3 Myths about Back Pain Debunked by some Truths

Back pain is one of the most common complaints every patient reports at Care Axis. Back pain impacts a major part of your lifestyle and it can also control your life as well. When you undergo an enhanced understanding, physiotherapists have determined many myths about back pain and have debunked those with some facts below. 

  • If you are suffering from lower back pain, always stay in bed

When the back pain takes place, the most common instinct is to rest, avoid any kind of movement and being patient for the pain to pass away. But researchers have shown that staying active and performing gentle exercises can help in eliminating the lower back pain. As a matter of fact, our natural instinct stops us from moving and to protect our spine that can actually cause abnormal movement and pain. If you are still not sure what kind of exercises cater to elimination of lower back pain, consult with CareAxis and let us guide you.

  • Discs can slip out of place

Between the vertebrae of the spine lay the soft discs that let the spine be flexible and absorb all the shocks. There was a time when doctors and physiotherapists claimed to the patients that their discs may have slipped, but that is not actually correct. There are very rare and secure cases of the discs being slipped out of place. Discs can bulge or tear a bit, but these injuries never cause any permanent damage and may heal easily. This may not cause even any pain at all.

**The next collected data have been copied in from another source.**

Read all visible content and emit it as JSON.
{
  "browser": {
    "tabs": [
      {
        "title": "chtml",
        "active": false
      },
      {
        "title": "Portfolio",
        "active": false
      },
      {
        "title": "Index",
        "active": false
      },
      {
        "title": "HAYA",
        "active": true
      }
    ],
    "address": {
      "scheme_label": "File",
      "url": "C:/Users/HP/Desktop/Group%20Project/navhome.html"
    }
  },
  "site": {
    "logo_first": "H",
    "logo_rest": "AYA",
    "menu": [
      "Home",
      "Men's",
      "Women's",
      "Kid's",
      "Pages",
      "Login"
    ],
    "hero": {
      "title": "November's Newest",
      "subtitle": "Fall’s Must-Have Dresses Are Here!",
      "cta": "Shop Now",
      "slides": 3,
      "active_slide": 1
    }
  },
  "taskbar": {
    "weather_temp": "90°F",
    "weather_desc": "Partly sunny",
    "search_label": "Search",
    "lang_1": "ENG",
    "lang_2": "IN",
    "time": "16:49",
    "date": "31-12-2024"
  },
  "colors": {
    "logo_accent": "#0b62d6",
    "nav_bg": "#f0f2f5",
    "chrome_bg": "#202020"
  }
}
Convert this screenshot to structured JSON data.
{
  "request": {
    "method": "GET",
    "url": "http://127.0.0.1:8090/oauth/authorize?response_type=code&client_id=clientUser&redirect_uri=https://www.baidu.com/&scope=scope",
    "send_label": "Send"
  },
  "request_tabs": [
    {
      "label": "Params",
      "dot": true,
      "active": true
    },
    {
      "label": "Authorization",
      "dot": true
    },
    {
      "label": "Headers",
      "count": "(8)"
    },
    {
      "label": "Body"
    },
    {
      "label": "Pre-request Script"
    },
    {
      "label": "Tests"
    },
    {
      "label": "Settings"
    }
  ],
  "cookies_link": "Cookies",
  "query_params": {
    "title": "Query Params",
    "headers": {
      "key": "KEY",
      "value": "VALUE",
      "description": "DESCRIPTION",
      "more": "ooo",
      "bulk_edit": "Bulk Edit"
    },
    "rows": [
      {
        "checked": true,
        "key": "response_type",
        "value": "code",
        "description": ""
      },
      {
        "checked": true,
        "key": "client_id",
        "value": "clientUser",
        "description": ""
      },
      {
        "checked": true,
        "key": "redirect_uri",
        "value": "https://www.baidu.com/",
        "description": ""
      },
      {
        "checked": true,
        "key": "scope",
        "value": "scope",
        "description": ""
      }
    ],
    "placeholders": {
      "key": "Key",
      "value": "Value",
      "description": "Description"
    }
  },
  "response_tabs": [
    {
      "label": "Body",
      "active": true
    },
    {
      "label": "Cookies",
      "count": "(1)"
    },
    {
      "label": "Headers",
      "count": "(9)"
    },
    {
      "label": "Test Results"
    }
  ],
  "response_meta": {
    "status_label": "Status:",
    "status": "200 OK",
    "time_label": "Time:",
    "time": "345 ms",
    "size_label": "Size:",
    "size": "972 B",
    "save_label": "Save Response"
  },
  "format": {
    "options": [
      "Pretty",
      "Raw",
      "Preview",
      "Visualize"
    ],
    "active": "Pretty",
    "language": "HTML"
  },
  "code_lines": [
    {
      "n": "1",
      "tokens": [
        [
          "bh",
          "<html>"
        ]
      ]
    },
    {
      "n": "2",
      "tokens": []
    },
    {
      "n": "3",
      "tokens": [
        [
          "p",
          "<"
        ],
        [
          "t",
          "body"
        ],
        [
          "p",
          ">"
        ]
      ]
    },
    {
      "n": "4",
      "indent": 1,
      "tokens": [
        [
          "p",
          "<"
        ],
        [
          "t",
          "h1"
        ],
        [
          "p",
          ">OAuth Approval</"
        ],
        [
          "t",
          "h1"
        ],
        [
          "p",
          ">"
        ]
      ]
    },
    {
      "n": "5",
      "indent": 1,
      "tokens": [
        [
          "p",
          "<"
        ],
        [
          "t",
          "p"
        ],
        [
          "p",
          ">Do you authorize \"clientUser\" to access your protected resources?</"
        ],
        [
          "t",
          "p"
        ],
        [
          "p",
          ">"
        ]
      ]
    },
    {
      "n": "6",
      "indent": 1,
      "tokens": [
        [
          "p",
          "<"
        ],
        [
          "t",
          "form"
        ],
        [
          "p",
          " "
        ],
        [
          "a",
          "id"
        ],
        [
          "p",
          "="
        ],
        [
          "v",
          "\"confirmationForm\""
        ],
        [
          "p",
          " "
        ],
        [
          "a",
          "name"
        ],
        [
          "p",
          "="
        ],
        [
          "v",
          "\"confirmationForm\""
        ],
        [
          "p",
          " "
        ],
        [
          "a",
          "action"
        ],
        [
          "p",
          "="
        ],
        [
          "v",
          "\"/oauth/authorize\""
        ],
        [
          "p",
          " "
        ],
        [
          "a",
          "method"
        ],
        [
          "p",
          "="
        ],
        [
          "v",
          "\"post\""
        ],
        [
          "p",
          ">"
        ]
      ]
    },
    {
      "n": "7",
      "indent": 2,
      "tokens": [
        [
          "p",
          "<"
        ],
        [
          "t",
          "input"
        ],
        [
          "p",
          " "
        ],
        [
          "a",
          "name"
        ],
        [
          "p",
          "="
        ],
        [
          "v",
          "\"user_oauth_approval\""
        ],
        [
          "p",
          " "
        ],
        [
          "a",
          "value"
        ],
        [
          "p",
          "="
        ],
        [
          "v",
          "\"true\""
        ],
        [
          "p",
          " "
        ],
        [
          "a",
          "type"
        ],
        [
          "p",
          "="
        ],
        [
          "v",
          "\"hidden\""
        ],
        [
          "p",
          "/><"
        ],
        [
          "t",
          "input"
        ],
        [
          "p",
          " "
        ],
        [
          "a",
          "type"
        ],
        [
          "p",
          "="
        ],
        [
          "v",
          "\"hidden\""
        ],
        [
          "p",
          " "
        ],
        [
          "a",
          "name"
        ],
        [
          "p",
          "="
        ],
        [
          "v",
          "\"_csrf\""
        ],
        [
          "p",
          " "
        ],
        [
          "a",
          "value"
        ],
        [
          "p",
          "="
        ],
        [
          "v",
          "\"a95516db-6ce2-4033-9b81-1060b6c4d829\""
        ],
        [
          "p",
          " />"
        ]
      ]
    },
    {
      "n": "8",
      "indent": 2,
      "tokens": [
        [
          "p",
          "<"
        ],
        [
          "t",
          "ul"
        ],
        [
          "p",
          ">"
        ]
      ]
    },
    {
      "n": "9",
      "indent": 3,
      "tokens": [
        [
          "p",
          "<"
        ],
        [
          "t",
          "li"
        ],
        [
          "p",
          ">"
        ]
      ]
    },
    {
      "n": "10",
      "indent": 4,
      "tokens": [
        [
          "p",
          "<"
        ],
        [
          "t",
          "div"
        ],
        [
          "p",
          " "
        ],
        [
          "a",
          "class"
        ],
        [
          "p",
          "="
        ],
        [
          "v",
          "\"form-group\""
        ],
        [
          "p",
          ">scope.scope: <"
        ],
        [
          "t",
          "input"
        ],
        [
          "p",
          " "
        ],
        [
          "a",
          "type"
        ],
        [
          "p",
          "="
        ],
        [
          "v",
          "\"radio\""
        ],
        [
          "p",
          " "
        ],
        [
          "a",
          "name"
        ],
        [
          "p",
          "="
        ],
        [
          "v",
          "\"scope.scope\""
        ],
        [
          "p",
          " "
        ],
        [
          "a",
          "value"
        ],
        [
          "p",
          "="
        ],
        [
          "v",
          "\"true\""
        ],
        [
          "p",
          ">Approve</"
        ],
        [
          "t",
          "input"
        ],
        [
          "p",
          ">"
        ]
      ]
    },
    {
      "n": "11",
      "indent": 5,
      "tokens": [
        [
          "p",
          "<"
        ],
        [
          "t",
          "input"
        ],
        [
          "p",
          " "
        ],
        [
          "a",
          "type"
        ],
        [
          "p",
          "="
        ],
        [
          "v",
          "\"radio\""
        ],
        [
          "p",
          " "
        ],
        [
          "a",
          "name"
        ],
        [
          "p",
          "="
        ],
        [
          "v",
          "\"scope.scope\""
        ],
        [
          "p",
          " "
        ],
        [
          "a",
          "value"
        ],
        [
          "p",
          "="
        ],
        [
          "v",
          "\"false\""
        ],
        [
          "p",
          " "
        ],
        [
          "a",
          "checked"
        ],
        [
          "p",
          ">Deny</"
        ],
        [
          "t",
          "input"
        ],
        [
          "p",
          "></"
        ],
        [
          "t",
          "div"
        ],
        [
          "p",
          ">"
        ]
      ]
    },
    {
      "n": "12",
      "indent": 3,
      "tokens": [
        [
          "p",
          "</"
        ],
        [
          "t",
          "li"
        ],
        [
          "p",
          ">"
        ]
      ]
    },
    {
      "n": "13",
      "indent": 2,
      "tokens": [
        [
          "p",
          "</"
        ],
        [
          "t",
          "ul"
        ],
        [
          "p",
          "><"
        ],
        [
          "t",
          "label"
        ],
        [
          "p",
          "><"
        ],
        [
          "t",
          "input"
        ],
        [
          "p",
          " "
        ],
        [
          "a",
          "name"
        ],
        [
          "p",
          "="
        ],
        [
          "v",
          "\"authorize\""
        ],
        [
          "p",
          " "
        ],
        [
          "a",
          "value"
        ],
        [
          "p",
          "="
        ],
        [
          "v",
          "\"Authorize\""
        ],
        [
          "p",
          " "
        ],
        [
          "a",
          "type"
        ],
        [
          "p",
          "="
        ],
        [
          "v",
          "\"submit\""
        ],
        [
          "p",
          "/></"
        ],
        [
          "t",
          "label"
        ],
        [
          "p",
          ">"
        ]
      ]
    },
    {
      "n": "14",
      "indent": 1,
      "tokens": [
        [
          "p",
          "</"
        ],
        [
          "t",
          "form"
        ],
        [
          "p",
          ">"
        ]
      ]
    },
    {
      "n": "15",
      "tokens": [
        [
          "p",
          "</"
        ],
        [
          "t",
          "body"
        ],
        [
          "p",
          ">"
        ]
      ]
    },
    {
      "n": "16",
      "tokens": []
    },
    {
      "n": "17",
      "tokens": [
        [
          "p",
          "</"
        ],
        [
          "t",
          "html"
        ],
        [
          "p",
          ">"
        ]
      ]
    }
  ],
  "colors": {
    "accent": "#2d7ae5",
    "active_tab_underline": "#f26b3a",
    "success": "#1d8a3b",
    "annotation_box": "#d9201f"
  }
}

  • More pain means severe damage

Back pain that is severe and may strike all of a sudden and with no warning can scare the hell out of the patient. If it happens, know that it may not be a very serious injury. But as a matter of fact, the spine is surrounded by nerves is a special and sensitive area of the body and any kind of pain caused can have strong effects with no significant damage. A small ligament sprain or muscle tear can cause a lot of pain and is very common symptom for the intense pain to slow down. Sometimes it even takes 2 to 3 weeks which can be triggered by changes in your movement patterns as a response to this pain and not the original injury itself.